The Dudley Observatory controversy
of 1857-58 pitted the majority of the board
of trustees of the Observatory against its Scientific Council.
The trustees, designated by the 1852 charter as the Observatory's
governing body, had created that Scientific Council in 1856 in
order to help launch a program of astronomical observations. The
Council aimed to supervise a joint effort by the
U.S. Coast Survey and the Dudley
Observatory to carry out a program of astronomical observations of
value both to map-making and science.
The Council consisted of four of the nation's most
distinguished scientists Alexander Dallas
Bache, director of the U.S. Coast Survey,
Joseph Henry, an Albany native and
pioneer in electromagnetism then directing the Smithsonian
Institution, Benjamin Peirce,
professor of mathematics at Harvard, and Benjamin
A. Gould, a staff member of the Coast Survey and at the time
the only American to hold a Ph.D. in astronomy. He had been
designated by the Council to direct observations at the Dudley
Observatory.
Under an agreement arrived at in the summer of 1856 by the
trustees and the Council, Gould went to Europe and bought
equipment for the observatory, He returned to supervise its
installation at Albany, and to direct the initial observing
program. Both parties carried out their side of the agreement
amicably about a year, although most of Gould's directing was done
by letter from Cambridge, Mass., rather than on site at Albany. In
late 1857, following delays in getting the Observatory into
operation, and anticipated shortages of funds, the Council and the
Trustees parted company on policy. The Council wanted to suspend
activities temporarily at the Observatory until financial matters
were more solid (the nation was then in the midst of a business
depression) while the Trustees wanted to push ahead by hiring one
of the Coast Survey employees working in Albany,
Christian H. F. Peters, to complete
installation of the equipment and begin observations.
For reasons having more to do with 19th century senses of
honor, responsibility and gentlemanly behavior than with
astronomy, this issue escalated into a full-fledged controversy
between the Trustees and the Scientific Council. For a
well-researched account, see the book
Elites in Conflict by Mary
Ellen James*. The council, citing the role of the
observatory as a scientific institution on a national or even
world scale, sought to gain full control. The trustees, citing the
organization's charter, strove to maintain their leading position.

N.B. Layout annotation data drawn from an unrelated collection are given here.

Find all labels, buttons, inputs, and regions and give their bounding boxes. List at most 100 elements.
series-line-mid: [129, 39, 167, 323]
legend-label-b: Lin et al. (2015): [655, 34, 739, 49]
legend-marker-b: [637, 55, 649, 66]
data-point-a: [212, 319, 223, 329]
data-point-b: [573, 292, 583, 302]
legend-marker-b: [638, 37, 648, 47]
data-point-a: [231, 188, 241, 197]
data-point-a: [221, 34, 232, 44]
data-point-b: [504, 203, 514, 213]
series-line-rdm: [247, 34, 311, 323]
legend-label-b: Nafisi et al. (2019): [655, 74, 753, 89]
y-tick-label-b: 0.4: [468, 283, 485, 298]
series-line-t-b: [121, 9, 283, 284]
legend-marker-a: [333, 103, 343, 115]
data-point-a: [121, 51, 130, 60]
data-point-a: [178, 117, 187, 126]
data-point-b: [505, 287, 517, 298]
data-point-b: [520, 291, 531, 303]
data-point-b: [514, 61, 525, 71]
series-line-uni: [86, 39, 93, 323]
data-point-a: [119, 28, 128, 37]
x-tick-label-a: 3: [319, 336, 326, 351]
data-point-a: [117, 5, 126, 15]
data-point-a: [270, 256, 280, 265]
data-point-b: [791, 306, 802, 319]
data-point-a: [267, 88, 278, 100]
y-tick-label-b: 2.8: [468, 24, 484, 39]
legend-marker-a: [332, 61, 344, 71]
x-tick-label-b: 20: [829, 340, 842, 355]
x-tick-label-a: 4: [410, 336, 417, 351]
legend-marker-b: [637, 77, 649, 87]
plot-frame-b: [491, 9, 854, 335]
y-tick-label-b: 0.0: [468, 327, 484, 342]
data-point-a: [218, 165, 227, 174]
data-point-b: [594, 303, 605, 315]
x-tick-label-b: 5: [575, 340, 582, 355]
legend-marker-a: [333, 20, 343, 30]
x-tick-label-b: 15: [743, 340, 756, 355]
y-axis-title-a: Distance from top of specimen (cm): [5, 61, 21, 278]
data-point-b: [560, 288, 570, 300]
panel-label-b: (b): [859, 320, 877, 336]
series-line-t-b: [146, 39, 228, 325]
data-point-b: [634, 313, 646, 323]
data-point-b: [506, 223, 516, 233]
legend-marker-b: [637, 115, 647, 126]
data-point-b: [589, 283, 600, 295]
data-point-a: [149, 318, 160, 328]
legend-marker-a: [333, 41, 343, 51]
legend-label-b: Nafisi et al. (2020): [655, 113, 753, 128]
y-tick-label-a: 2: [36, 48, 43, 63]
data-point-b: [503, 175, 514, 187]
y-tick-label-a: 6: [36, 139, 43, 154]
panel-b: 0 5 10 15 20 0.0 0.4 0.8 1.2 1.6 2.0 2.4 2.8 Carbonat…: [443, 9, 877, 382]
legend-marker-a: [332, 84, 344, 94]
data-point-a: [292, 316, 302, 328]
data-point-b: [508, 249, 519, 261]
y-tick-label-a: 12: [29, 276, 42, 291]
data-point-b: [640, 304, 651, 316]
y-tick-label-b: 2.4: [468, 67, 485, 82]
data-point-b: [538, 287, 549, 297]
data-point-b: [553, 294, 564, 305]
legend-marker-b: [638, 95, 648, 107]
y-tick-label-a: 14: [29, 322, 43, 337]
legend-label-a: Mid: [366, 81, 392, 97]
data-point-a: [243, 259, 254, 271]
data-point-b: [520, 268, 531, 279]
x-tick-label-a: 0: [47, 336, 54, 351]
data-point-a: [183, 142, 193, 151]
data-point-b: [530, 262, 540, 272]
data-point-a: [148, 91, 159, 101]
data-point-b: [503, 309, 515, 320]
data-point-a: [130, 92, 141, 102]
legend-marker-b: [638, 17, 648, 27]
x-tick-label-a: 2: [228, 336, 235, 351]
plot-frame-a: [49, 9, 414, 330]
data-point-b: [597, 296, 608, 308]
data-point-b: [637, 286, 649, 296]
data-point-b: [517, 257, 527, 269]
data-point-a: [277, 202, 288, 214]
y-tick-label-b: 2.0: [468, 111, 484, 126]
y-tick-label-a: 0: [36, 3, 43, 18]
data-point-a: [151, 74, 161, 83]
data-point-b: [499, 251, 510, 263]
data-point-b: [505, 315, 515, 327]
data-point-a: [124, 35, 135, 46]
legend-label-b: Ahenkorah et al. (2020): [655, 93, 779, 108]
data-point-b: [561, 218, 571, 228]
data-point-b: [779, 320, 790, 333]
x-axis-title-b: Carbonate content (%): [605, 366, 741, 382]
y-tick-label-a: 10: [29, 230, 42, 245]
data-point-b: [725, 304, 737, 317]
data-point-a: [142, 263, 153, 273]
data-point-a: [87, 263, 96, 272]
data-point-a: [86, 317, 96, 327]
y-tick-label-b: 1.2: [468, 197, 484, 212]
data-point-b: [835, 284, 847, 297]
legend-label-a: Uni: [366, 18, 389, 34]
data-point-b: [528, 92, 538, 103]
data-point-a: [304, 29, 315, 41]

Minor incidents gave rise to major rounds of recrimination. For
example, a summer, 1858, visit to the observatory grounds by two
representatives of the trustees' cause led to, depending on the
interpretation, either a rude verbal assault on the astronomers by
the trustees, or the slamming and locking of the observatory door
by the astronomers in the face of the rightful owners, the
trustees.
This "siege of the observatory" and the resulting exchanges
between the parties became the occasion (though not the real
cause) for the dismissal of Gould by the Trustees . The Council
refused to recognize this dismissal, Gould stayed at the
Observatory, and each side recruited support not only in Albany
but as far away as Washington, D.C. Hot words between the parties
echoed in newspaper stories in Albany, New York City, and Boston,
and in hundreds of pages of specially printed accusations and
rebuttals. The controversy split Albany's social, political and
business community, and influenced the 1858 congressional
election. In the end, the trustees prevailed. Gould was evicted
from the Observatory in January, 1859, and the connection between
the Council and the Observatory was dissolved. Effects on the
protagonists were severe and long lasting. Gould never gained any
academic or research post in the United States, while the
observatory did not achieve a significant research role in
American astronomy for more than 20 years.
The controversy has in the past been interpreted by historians
as a battle between professional and amateur views of science,
between scientific arrogance and civic responsibility, or between
local boosterism and scientific nationalism. More recent
interpretations by James and others find these antitheses
oversimplified. The controversy is seen by these scholars as part
of the growing pains of American science, a significant episode in
the trial and error process of defining how a nominally democratic
but actually economically and socially stratified society might
support scientific research. According to this interpretation, the
desire of patrons to support science without participating in it,
and of scientists to perform science without personally funding
it, easily led to misunderstandings. The patrons' concepts of
gentlemanly behavior and financial trust clashed with the
scientists' views on scientific stewardship. The subsequent
increasing professionalization of science and formalization of
philanthropic efforts (as exemplified in the Carnegie Institution
and Rockefeller Foundation of the early twentieth century)
embodied the lessons learned, sometimes in an unpleasant manner,
from such episodes as the Dudley Observatory controversy.
*Elites in Conflict: the
antebellum clash over the Dudley Observatory, New
Brunswick, Rutgers University Press, 1987.